The immediate effects of an anterior-to-posterior talar mobilization on neural excitability, dorsiflexion range of motion, and dynamic balance in patients with chronic ankle instability
Changes in neuromuscular control and reduced ankle dorsiflexion range-of-motion (ROM) are common clinical findings in patients presenting with chronic ankle instability (CAI). While it is has been established that joint mobilisations are an effective method for re-establishing dorsiflexion ROM and dynamic postural control, its effects on changing neuromuscular excitability in the surrounding muscles of the ankle is unknown. The objective of the current study was to investigate the immediate effects of a Maitland grade III anterior-to-posterior joint mobilisation on corticospinal excitability and spinal reflexes in patients with CAI.
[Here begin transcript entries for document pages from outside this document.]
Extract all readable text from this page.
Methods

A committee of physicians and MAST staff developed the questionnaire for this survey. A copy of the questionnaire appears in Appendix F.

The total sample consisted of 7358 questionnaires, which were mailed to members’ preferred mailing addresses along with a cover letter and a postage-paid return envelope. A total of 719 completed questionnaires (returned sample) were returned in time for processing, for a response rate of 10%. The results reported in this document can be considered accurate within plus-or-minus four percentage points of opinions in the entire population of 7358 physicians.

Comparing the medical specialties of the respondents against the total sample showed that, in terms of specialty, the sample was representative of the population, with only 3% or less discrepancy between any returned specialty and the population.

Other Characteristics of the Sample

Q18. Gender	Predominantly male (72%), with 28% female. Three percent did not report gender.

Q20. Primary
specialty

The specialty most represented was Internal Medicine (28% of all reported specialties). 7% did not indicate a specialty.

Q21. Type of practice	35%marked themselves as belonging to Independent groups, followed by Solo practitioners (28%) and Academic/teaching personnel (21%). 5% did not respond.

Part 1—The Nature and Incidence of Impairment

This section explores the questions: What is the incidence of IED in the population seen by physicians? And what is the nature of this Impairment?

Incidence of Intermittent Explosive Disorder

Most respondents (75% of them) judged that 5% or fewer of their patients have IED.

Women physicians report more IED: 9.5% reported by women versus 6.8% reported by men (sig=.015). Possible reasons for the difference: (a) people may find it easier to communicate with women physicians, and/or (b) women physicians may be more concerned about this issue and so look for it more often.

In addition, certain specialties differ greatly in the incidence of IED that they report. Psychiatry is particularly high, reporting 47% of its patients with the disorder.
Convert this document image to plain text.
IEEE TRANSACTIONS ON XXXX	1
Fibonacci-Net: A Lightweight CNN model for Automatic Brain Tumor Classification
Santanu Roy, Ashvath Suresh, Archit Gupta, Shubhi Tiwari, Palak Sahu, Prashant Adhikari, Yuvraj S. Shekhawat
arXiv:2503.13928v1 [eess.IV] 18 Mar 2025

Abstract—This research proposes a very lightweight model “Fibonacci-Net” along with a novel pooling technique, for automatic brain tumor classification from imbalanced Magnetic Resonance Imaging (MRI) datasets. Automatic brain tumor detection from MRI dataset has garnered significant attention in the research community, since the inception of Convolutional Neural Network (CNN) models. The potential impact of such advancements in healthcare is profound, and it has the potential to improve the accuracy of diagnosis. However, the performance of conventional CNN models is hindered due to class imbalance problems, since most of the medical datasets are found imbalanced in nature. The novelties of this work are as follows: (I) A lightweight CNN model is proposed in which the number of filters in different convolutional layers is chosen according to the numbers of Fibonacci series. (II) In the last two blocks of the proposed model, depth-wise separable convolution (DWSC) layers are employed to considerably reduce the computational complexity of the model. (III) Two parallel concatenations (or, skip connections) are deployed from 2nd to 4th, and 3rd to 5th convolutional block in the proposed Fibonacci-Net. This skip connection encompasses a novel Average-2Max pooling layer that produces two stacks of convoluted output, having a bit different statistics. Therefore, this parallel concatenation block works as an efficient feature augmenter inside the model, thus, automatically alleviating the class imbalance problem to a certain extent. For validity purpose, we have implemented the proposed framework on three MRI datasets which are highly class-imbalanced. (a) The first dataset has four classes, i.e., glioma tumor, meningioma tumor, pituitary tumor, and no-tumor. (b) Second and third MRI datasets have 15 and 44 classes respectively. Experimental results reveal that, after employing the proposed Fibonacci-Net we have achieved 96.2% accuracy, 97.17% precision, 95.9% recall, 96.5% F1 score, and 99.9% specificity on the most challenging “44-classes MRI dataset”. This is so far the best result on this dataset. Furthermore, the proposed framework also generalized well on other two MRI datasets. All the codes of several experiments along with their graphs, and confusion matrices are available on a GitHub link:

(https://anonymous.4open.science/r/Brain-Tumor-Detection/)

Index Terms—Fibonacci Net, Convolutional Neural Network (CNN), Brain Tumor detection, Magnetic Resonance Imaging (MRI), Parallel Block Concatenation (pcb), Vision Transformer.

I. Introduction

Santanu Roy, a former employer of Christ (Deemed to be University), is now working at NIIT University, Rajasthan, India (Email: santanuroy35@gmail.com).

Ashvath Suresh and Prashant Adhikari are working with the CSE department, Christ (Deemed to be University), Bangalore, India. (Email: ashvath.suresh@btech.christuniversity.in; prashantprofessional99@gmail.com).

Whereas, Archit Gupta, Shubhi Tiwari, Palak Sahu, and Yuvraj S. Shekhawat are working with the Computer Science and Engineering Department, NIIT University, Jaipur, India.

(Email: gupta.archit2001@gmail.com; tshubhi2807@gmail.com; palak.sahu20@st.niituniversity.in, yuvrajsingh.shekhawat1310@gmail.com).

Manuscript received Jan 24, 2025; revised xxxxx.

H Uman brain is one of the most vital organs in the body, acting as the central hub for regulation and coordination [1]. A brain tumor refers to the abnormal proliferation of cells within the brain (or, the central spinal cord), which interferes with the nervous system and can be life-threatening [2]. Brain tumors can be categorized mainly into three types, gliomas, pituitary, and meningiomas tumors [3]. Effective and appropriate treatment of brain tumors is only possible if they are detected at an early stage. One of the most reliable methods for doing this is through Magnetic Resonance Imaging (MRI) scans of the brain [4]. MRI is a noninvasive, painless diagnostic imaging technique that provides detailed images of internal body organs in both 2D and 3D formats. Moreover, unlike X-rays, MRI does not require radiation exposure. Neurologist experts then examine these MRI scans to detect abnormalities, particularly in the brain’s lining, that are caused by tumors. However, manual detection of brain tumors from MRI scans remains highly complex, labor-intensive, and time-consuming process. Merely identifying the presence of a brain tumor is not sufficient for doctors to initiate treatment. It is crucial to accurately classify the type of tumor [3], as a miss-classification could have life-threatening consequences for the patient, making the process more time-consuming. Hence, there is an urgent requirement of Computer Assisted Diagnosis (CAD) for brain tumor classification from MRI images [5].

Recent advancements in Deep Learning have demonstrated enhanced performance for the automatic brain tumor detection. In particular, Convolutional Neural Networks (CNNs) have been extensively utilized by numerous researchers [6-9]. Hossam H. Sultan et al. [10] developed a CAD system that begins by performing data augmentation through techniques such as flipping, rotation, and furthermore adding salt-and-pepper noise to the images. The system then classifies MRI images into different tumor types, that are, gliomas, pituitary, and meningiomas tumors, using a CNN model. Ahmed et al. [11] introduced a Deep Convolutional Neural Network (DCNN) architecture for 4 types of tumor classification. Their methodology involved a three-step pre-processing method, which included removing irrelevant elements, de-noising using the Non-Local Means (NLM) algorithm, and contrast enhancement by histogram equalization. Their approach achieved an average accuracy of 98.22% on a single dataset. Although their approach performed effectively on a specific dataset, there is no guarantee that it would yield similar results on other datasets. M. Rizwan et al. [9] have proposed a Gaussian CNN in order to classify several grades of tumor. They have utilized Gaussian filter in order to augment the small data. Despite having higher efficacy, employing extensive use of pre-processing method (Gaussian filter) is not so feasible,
Thirty patients with CAI were randomised into a mobilisation (n=15) and control (n=15) group. Apart from an increase in dorsiflexion ROM immediately post-treatment in the intervention group, no changes were observed in spinal reflex, corticospinal excitability, or dynamic postural control in either group.
Despite no change in excitability of spinal reflex and corticospinal pathways, the current study only utilised a single treatment session with an immediate short-term follow-up. Future studies with a greater dosage of treatment and longer-term follow-ups are required. > From: Harkey et al., J Sport Rehabil (2014) (Epub ahead of print).